= Fundamental Principles of Official Statistics =

United Nations standards

The Fundamental Principles of Official Statistics or FPOS comprise ten standards for the operation of national statistical systems, agreed by the General Assembly of the United Nations in 2014 (resolution 68/261). The principles cover professional competence, international cooperation, legal status and independence from political interference. They envision that official statistics should meet the needs of users across all of society.

==Origins==
The transition to a market economy from central planning during the dissolution of the Soviet Union meant countries were developing their statistical capability very quickly. Western European countries also supported standards to assert confidentiality of responses to their surveys.
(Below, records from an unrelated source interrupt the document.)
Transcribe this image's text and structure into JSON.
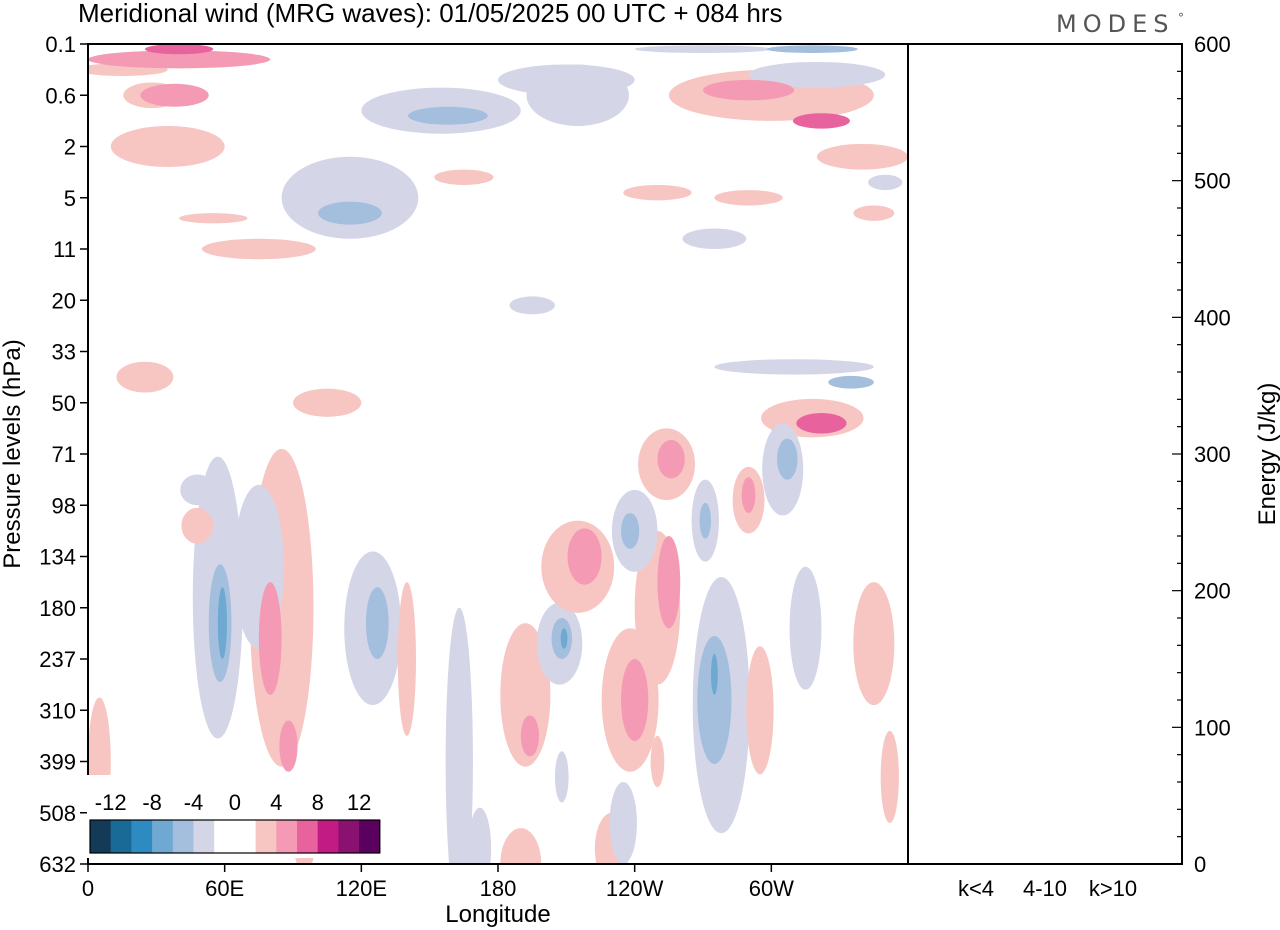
{
  "chart_data": {
    "type": "heatmap",
    "title": "Meridional wind (MRG waves):  01/05/2025  00 UTC  + 084 hrs",
    "brand": "MODES",
    "brand_mark": "°",
    "xlabel": "Longitude",
    "ylabel": "Pressure levels (hPa)",
    "ylabel_right": "Energy (J/kg)",
    "x_ticks": [
      {
        "lon": 0,
        "label": "0"
      },
      {
        "lon": 60,
        "label": "60E"
      },
      {
        "lon": 120,
        "label": "120E"
      },
      {
        "lon": 180,
        "label": "180"
      },
      {
        "lon": 240,
        "label": "120W"
      },
      {
        "lon": 300,
        "label": "60W"
      }
    ],
    "x_range": [
      0,
      360
    ],
    "pressure_levels": [
      "0.1",
      "0.6",
      "2",
      "5",
      "11",
      "20",
      "33",
      "50",
      "71",
      "98",
      "134",
      "180",
      "237",
      "310",
      "399",
      "508",
      "632"
    ],
    "energy_ticks": [
      0,
      100,
      200,
      300,
      400,
      500,
      600
    ],
    "energy_range": [
      0,
      600
    ],
    "energy_categories": [
      "k<4",
      "4-10",
      "k>10"
    ],
    "energy_values": [
      0,
      0,
      0
    ],
    "colorbar": {
      "tick_labels": [
        "-12",
        "-8",
        "-4",
        "0",
        "4",
        "8",
        "12"
      ],
      "colors": [
        "#133a56",
        "#1a6a98",
        "#2d8bc2",
        "#6fa9d2",
        "#a4bede",
        "#d4d6e8",
        "#ffffff",
        "#ffffff",
        "#f7c6c2",
        "#f49ab4",
        "#e8629e",
        "#c21b83",
        "#8a1170",
        "#5a005e"
      ]
    },
    "color_scale": {
      "neg1": "#d4d6e8",
      "neg2": "#a4bede",
      "neg3": "#6fa9d2",
      "neg4": "#2d8bc2",
      "pos1": "#f7c6c2",
      "pos2": "#f49ab4",
      "pos3": "#e8629e",
      "pos4": "#c21b83"
    },
    "blobs": [
      {
        "lon": 40,
        "lev": 0.3,
        "w": 80,
        "h": 0.35,
        "v": 2
      },
      {
        "lon": 40,
        "lev": 0.1,
        "w": 30,
        "h": 0.2,
        "v": 3
      },
      {
        "lon": 15,
        "lev": 0.5,
        "w": 40,
        "h": 0.25,
        "v": 1
      },
      {
        "lon": 38,
        "lev": 1.0,
        "w": 30,
        "h": 0.45,
        "v": 2
      },
      {
        "lon": 35,
        "lev": 2.0,
        "w": 50,
        "h": 0.8,
        "v": 1
      },
      {
        "lon": 28,
        "lev": 1.0,
        "w": 25,
        "h": 0.5,
        "v": 1
      },
      {
        "lon": 75,
        "lev": 4.0,
        "w": 50,
        "h": 0.4,
        "v": 1
      },
      {
        "lon": 55,
        "lev": 3.4,
        "w": 30,
        "h": 0.2,
        "v": 1
      },
      {
        "lon": 25,
        "lev": 6.5,
        "w": 25,
        "h": 0.6,
        "v": 1
      },
      {
        "lon": 100,
        "lev": 7.0,
        "w": 15,
        "h": 0.5,
        "v": 1
      },
      {
        "lon": 115,
        "lev": 3.0,
        "w": 60,
        "h": 1.6,
        "v": -1
      },
      {
        "lon": 115,
        "lev": 3.3,
        "w": 28,
        "h": 0.45,
        "v": -2
      },
      {
        "lon": 155,
        "lev": 1.3,
        "w": 70,
        "h": 0.9,
        "v": -1
      },
      {
        "lon": 158,
        "lev": 1.4,
        "w": 35,
        "h": 0.35,
        "v": -2
      },
      {
        "lon": 210,
        "lev": 0.7,
        "w": 60,
        "h": 0.6,
        "v": -1
      },
      {
        "lon": 215,
        "lev": 1.0,
        "w": 45,
        "h": 1.2,
        "v": -1
      },
      {
        "lon": 270,
        "lev": 0.1,
        "w": 60,
        "h": 0.15,
        "v": -1
      },
      {
        "lon": 318,
        "lev": 0.1,
        "w": 40,
        "h": 0.15,
        "v": -2
      },
      {
        "lon": 300,
        "lev": 1.0,
        "w": 90,
        "h": 1.0,
        "v": 1
      },
      {
        "lon": 290,
        "lev": 0.9,
        "w": 40,
        "h": 0.4,
        "v": 2
      },
      {
        "lon": 322,
        "lev": 1.5,
        "w": 25,
        "h": 0.3,
        "v": 3
      },
      {
        "lon": 340,
        "lev": 2.2,
        "w": 40,
        "h": 0.5,
        "v": 1
      },
      {
        "lon": 320,
        "lev": 0.6,
        "w": 60,
        "h": 0.5,
        "v": -1
      },
      {
        "lon": 250,
        "lev": 2.9,
        "w": 30,
        "h": 0.3,
        "v": 1
      },
      {
        "lon": 290,
        "lev": 3.0,
        "w": 30,
        "h": 0.3,
        "v": 1
      },
      {
        "lon": 165,
        "lev": 2.6,
        "w": 26,
        "h": 0.3,
        "v": 1
      },
      {
        "lon": 345,
        "lev": 3.3,
        "w": 18,
        "h": 0.3,
        "v": 1
      },
      {
        "lon": 275,
        "lev": 3.8,
        "w": 28,
        "h": 0.4,
        "v": -1
      },
      {
        "lon": 350,
        "lev": 2.7,
        "w": 15,
        "h": 0.3,
        "v": -1
      },
      {
        "lon": 195,
        "lev": 5.1,
        "w": 20,
        "h": 0.35,
        "v": -1
      },
      {
        "lon": 310,
        "lev": 6.3,
        "w": 70,
        "h": 0.3,
        "v": -1
      },
      {
        "lon": 335,
        "lev": 6.6,
        "w": 20,
        "h": 0.25,
        "v": -2
      },
      {
        "lon": 318,
        "lev": 7.3,
        "w": 45,
        "h": 0.75,
        "v": 1
      },
      {
        "lon": 322,
        "lev": 7.4,
        "w": 22,
        "h": 0.4,
        "v": 3
      },
      {
        "lon": 105,
        "lev": 7.0,
        "w": 30,
        "h": 0.55,
        "v": 1
      },
      {
        "lon": 48,
        "lev": 8.7,
        "w": 15,
        "h": 0.6,
        "v": -1
      },
      {
        "lon": 57,
        "lev": 10.8,
        "w": 22,
        "h": 5.5,
        "v": -1
      },
      {
        "lon": 58,
        "lev": 11.3,
        "w": 10,
        "h": 2.3,
        "v": -2
      },
      {
        "lon": 59,
        "lev": 11.3,
        "w": 4,
        "h": 1.4,
        "v": -3
      },
      {
        "lon": 48,
        "lev": 9.4,
        "w": 14,
        "h": 0.7,
        "v": 1
      },
      {
        "lon": 85,
        "lev": 11.0,
        "w": 28,
        "h": 6.2,
        "v": 1
      },
      {
        "lon": 80,
        "lev": 11.6,
        "w": 10,
        "h": 2.2,
        "v": 2
      },
      {
        "lon": 88,
        "lev": 13.7,
        "w": 8,
        "h": 1.0,
        "v": 2
      },
      {
        "lon": 75,
        "lev": 10.2,
        "w": 22,
        "h": 3.2,
        "v": -1
      },
      {
        "lon": 125,
        "lev": 11.4,
        "w": 25,
        "h": 3.0,
        "v": -1
      },
      {
        "lon": 127,
        "lev": 11.3,
        "w": 10,
        "h": 1.4,
        "v": -2
      },
      {
        "lon": 140,
        "lev": 12.0,
        "w": 8,
        "h": 3.0,
        "v": 1
      },
      {
        "lon": 163,
        "lev": 14.0,
        "w": 12,
        "h": 6.0,
        "v": -1
      },
      {
        "lon": 190,
        "lev": 16.0,
        "w": 18,
        "h": 1.4,
        "v": 1
      },
      {
        "lon": 192,
        "lev": 12.7,
        "w": 22,
        "h": 2.8,
        "v": 1
      },
      {
        "lon": 194,
        "lev": 13.5,
        "w": 8,
        "h": 0.8,
        "v": 2
      },
      {
        "lon": 207,
        "lev": 11.7,
        "w": 20,
        "h": 1.6,
        "v": -1
      },
      {
        "lon": 208,
        "lev": 11.6,
        "w": 9,
        "h": 0.8,
        "v": -2
      },
      {
        "lon": 209,
        "lev": 11.6,
        "w": 3,
        "h": 0.4,
        "v": -3
      },
      {
        "lon": 215,
        "lev": 10.2,
        "w": 32,
        "h": 1.8,
        "v": 1
      },
      {
        "lon": 218,
        "lev": 10.0,
        "w": 15,
        "h": 1.1,
        "v": 2
      },
      {
        "lon": 238,
        "lev": 12.8,
        "w": 25,
        "h": 2.8,
        "v": 1
      },
      {
        "lon": 240,
        "lev": 12.8,
        "w": 12,
        "h": 1.6,
        "v": 2
      },
      {
        "lon": 250,
        "lev": 11.0,
        "w": 20,
        "h": 3.0,
        "v": 1
      },
      {
        "lon": 255,
        "lev": 10.5,
        "w": 10,
        "h": 1.8,
        "v": 2
      },
      {
        "lon": 240,
        "lev": 9.5,
        "w": 20,
        "h": 1.6,
        "v": -1
      },
      {
        "lon": 238,
        "lev": 9.5,
        "w": 8,
        "h": 0.7,
        "v": -2
      },
      {
        "lon": 254,
        "lev": 8.2,
        "w": 25,
        "h": 1.4,
        "v": 1
      },
      {
        "lon": 256,
        "lev": 8.1,
        "w": 12,
        "h": 0.75,
        "v": 2
      },
      {
        "lon": 271,
        "lev": 9.3,
        "w": 12,
        "h": 1.6,
        "v": -1
      },
      {
        "lon": 271,
        "lev": 9.3,
        "w": 5,
        "h": 0.7,
        "v": -2
      },
      {
        "lon": 278,
        "lev": 12.9,
        "w": 25,
        "h": 5.0,
        "v": -1
      },
      {
        "lon": 275,
        "lev": 12.8,
        "w": 15,
        "h": 2.5,
        "v": -2
      },
      {
        "lon": 275,
        "lev": 12.3,
        "w": 3,
        "h": 0.8,
        "v": -3
      },
      {
        "lon": 290,
        "lev": 8.9,
        "w": 14,
        "h": 1.3,
        "v": 1
      },
      {
        "lon": 290,
        "lev": 8.8,
        "w": 6,
        "h": 0.7,
        "v": 2
      },
      {
        "lon": 305,
        "lev": 8.3,
        "w": 18,
        "h": 1.8,
        "v": -1
      },
      {
        "lon": 307,
        "lev": 8.1,
        "w": 9,
        "h": 0.8,
        "v": -2
      },
      {
        "lon": 295,
        "lev": 13.0,
        "w": 12,
        "h": 2.5,
        "v": 1
      },
      {
        "lon": 315,
        "lev": 11.4,
        "w": 14,
        "h": 2.4,
        "v": -1
      },
      {
        "lon": 345,
        "lev": 11.7,
        "w": 18,
        "h": 2.4,
        "v": 1
      },
      {
        "lon": 352,
        "lev": 14.3,
        "w": 8,
        "h": 1.8,
        "v": 1
      },
      {
        "lon": 5,
        "lev": 14.0,
        "w": 10,
        "h": 2.5,
        "v": 1
      },
      {
        "lon": 230,
        "lev": 15.7,
        "w": 15,
        "h": 1.4,
        "v": 1
      },
      {
        "lon": 235,
        "lev": 15.2,
        "w": 12,
        "h": 1.6,
        "v": -1
      },
      {
        "lon": 208,
        "lev": 14.3,
        "w": 6,
        "h": 1.0,
        "v": -1
      },
      {
        "lon": 172,
        "lev": 15.7,
        "w": 10,
        "h": 1.6,
        "v": -1
      },
      {
        "lon": 250,
        "lev": 14.0,
        "w": 6,
        "h": 1.0,
        "v": 1
      },
      {
        "lon": 95,
        "lev": 15.5,
        "w": 10,
        "h": 1.3,
        "v": 1
      }
    ]
  }
}
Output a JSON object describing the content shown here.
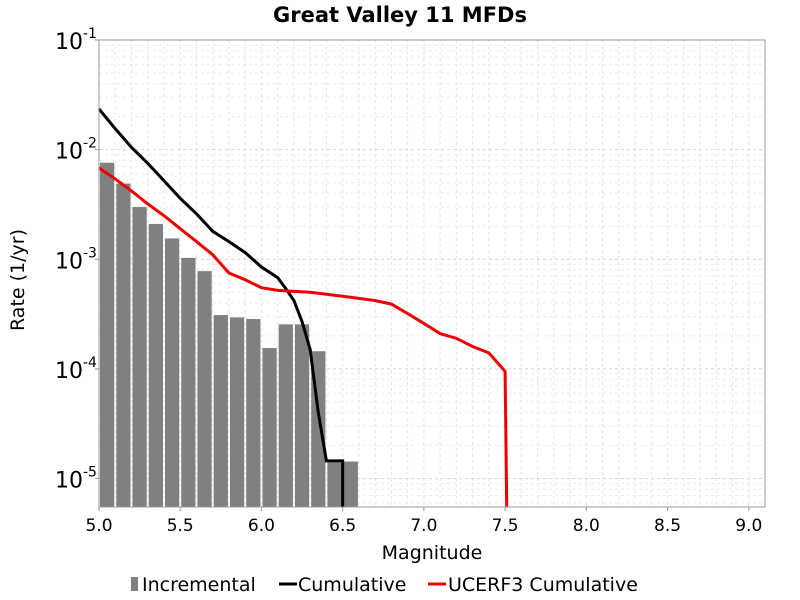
{
  "chart_data": {
    "type": "bar",
    "title": "Great Valley 11 MFDs",
    "xlabel": "Magnitude",
    "ylabel": "Rate (1/yr)",
    "xlim": [
      5.0,
      9.1
    ],
    "ylim": [
      5.5e-06,
      0.1
    ],
    "yscale": "log",
    "grid": true,
    "legend_position": "bottom",
    "x_ticks": [
      "5.0",
      "5.5",
      "6.0",
      "6.5",
      "7.0",
      "7.5",
      "8.0",
      "8.5",
      "9.0"
    ],
    "y_ticks": [
      {
        "base": "10",
        "exp": "-5",
        "value": 1e-05
      },
      {
        "base": "10",
        "exp": "-4",
        "value": 0.0001
      },
      {
        "base": "10",
        "exp": "-3",
        "value": 0.001
      },
      {
        "base": "10",
        "exp": "-2",
        "value": 0.01
      },
      {
        "base": "10",
        "exp": "-1",
        "value": 0.1
      }
    ],
    "series": [
      {
        "name": "Incremental",
        "kind": "bar",
        "color": "#808080",
        "bar_width": 0.1,
        "x": [
          5.05,
          5.15,
          5.25,
          5.35,
          5.45,
          5.55,
          5.65,
          5.75,
          5.85,
          5.95,
          6.05,
          6.15,
          6.25,
          6.35,
          6.45,
          6.55
        ],
        "values": [
          0.0076,
          0.0049,
          0.003,
          0.0021,
          0.00155,
          0.00103,
          0.00078,
          0.00031,
          0.000295,
          0.000285,
          0.000155,
          0.000255,
          0.000255,
          0.000145,
          1.4e-05,
          1.43e-05
        ]
      },
      {
        "name": "Cumulative",
        "kind": "line",
        "color": "#000000",
        "x": [
          5.0,
          5.1,
          5.2,
          5.3,
          5.4,
          5.5,
          5.6,
          5.7,
          5.8,
          5.9,
          6.0,
          6.1,
          6.15,
          6.2,
          6.25,
          6.3,
          6.35,
          6.4,
          6.5,
          6.5
        ],
        "values": [
          0.0235,
          0.0155,
          0.0105,
          0.0075,
          0.0052,
          0.0036,
          0.0026,
          0.0018,
          0.00145,
          0.00115,
          0.00085,
          0.00068,
          0.00054,
          0.00042,
          0.00027,
          0.00015,
          4e-05,
          1.45e-05,
          1.45e-05,
          5.5e-06
        ]
      },
      {
        "name": "UCERF3 Cumulative",
        "kind": "line",
        "color": "#ee0000",
        "x": [
          5.0,
          5.1,
          5.2,
          5.3,
          5.4,
          5.5,
          5.6,
          5.7,
          5.8,
          5.9,
          6.0,
          6.1,
          6.2,
          6.3,
          6.4,
          6.5,
          6.6,
          6.7,
          6.8,
          6.9,
          7.0,
          7.1,
          7.2,
          7.3,
          7.4,
          7.5,
          7.51
        ],
        "values": [
          0.0068,
          0.0054,
          0.0042,
          0.0032,
          0.0025,
          0.0019,
          0.00145,
          0.0011,
          0.00075,
          0.00065,
          0.00055,
          0.00052,
          0.00051,
          0.0005,
          0.00048,
          0.00046,
          0.00044,
          0.00042,
          0.00039,
          0.00032,
          0.00026,
          0.00021,
          0.00019,
          0.00016,
          0.00014,
          9.5e-05,
          5.5e-06
        ]
      }
    ]
  }
}
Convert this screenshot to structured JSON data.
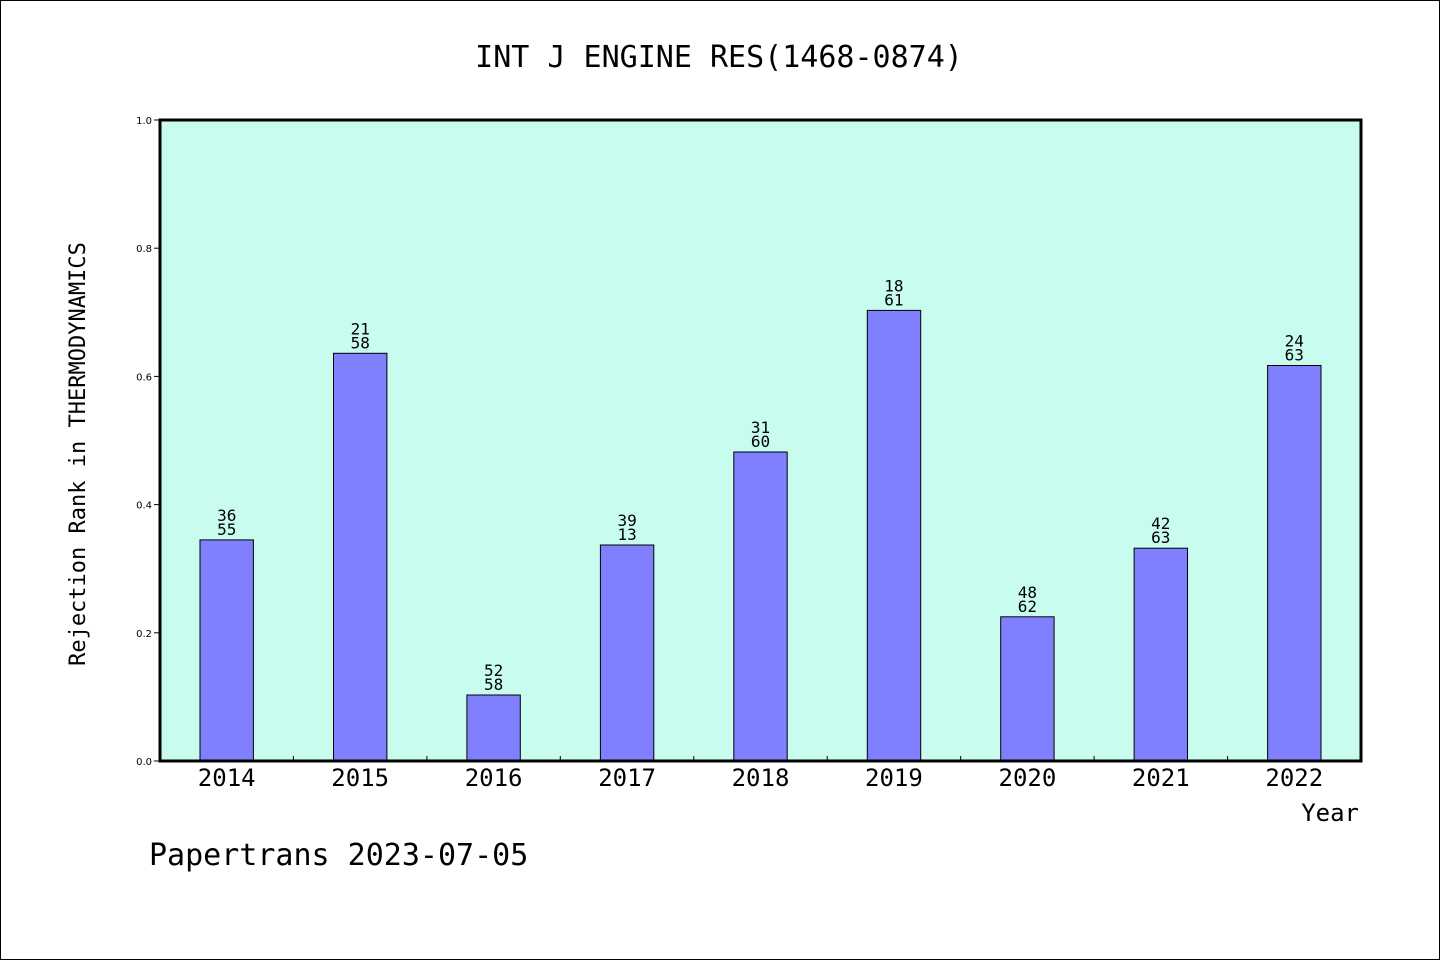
{
  "chart_data": {
    "type": "bar",
    "title": "INT J ENGINE RES(1468-0874)",
    "xlabel": "Year",
    "ylabel": "Rejection Rank in THERMODYNAMICS",
    "ylim": [
      0,
      1.0
    ],
    "yticks": [
      "0.0",
      "0.2",
      "0.4",
      "0.6",
      "0.8",
      "1.0"
    ],
    "categories": [
      "2014",
      "2015",
      "2016",
      "2017",
      "2018",
      "2019",
      "2020",
      "2021",
      "2022"
    ],
    "values": [
      0.345,
      0.636,
      0.103,
      0.337,
      0.482,
      0.703,
      0.225,
      0.332,
      0.617
    ],
    "label_top": [
      "36",
      "21",
      "52",
      "39",
      "31",
      "18",
      "48",
      "42",
      "24"
    ],
    "label_bottom": [
      "55",
      "58",
      "58",
      "13",
      "60",
      "61",
      "62",
      "63",
      "63"
    ],
    "grid": false,
    "colors": {
      "plot_background": "#c8fcee",
      "bar_fill": "#8080ff",
      "bar_stroke": "#000000"
    }
  },
  "footer": {
    "text": "Papertrans 2023-07-05"
  }
}
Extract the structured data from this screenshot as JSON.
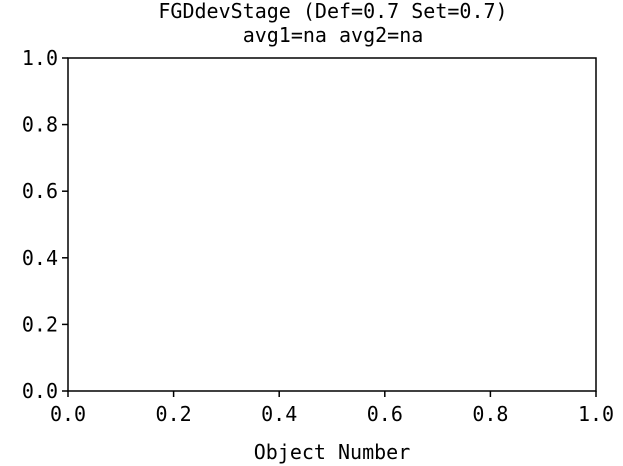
{
  "chart_data": {
    "type": "scatter",
    "title": "FGDdevStage (Def=0.7 Set=0.7)",
    "subtitle": "avg1=na avg2=na",
    "xlabel": "Object Number",
    "ylabel": "",
    "xlim": [
      0.0,
      1.0
    ],
    "ylim": [
      0.0,
      1.0
    ],
    "x_ticks": [
      "0.0",
      "0.2",
      "0.4",
      "0.6",
      "0.8",
      "1.0"
    ],
    "y_ticks": [
      "0.0",
      "0.2",
      "0.4",
      "0.6",
      "0.8",
      "1.0"
    ],
    "series": [],
    "grid": false
  }
}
Expectations of professional independence in official statistics, were codified for the first time, drawing on the standards published by ISI in 1985. There was also an innovation in principle #4 which stipulated that statisticians could comment on erroneous interpretation of official data.

Principles to guide the work of official statistics, and maintain their independence from political influence, were developed in the European region in an international working group reporting in 1991. The Fundamental Principles were proposed by the Conference of European Statisticians (CES) and agreed at the UNECE in 1992, then by the UN Statistical Commission (UNSC) at a special session in 1994. There were no changes to the principles themselves in the wider adoption, just revision to the preamble to change references to the European extent of support.

==Principles==
The principles introduced reflected professional good practice which had not been codified before but principle 4 was regarded as an innovation.

1. Relevance, impartiality and equal access
2. Professional standards and ethics
3. Accountability and transparency
4. Prevention of misuse
5. Sources of official statistics
6. Confidentiality
7. Legislation
8. National coordination
9. Use of international standards
10. International cooperation

==Implementation==
Assessments of the practical adoption of the Fundamental Principles identified a gap between initial aspirations and expectations of stakeholders. However, several countries reported using FPOS as the basis for evaluating whether statistical systems were working as they should, both where these were developing and where they were established. This included international governmental bodies, such as the IMF, which republish national data to support international comparisons and may have challenges negotiating user needs and the negotiation of changes to technical standards.

Further attention was extended to propagating the principles in the least developed administrative settings as a condition of entry to global organisations such as the OECD. The SDGs also mention legislation consistent with FPOS in monitoring goal 17.18 and attention to development of leadership capability was a particular priority in the African region. Although the principles were designed by the national statistical institutes who adopted them, they reflected the good practice in other producers of statistics serving the public good, such as central banks.

==Consolidation==
Substantial action was taken to introduce or enhance statistical legislation in many countries but tensions about the use of statistics to justify political decisions sustained. When FPOS was ratified by the UN General Assembly in 2014 and remitted back to UNSC, they were asked to keep their effectiveness under review. The friends of the chair group recommended UNSC focus on promotion of the principles, adherence to them, supporting challenges of misuse, and updating them for new context and that agenda was sustained at the 30th anniversary of adoption in 2022.

===Promotion===
The UNECE and CES organised a 30th anniversary recognising the enduring value of FPOS in 2022. Different nations celebrated each of the ten principles and statistical offices produced materials to raise their profile. The UNECE further developed short text to explain each principle in terms more familiar to a wider range of users to promote them beyond the statistical community.

===Adherence===
Implementation guidelines were developed to better explain the practicalities and support wider use following the ratification at the general assembly. In 2026 the UNSC established a consultative advisory board to support adherence to the principles by providing advice and developing guidance based on best practices.

===Challenging misuse===
Many countries' statisticians have needed to comment when statistics were misreported by the media or misrepresented in public discussion, including by politicians. In 2020 the International Association for Official Statistics organised some events on the topics of misuse and the application of principle 4 which "protects the right of statistical agencies to speak up when they see errors being made. This means that even when statistics are deliberately or accidentally misused by someone in a powerful position in government, official statisticians can set them straight without fear of reprisal."

===Changing context===
The dramatic shift in the importance of data has led to concerns that the principles need updating to apply to AI and other automated uses of data. But the principles are also the basis for national statistical offices making a claim to be at the centre of this transformation, because FPOS represents a coherent and trustworthy framework for data stewardship.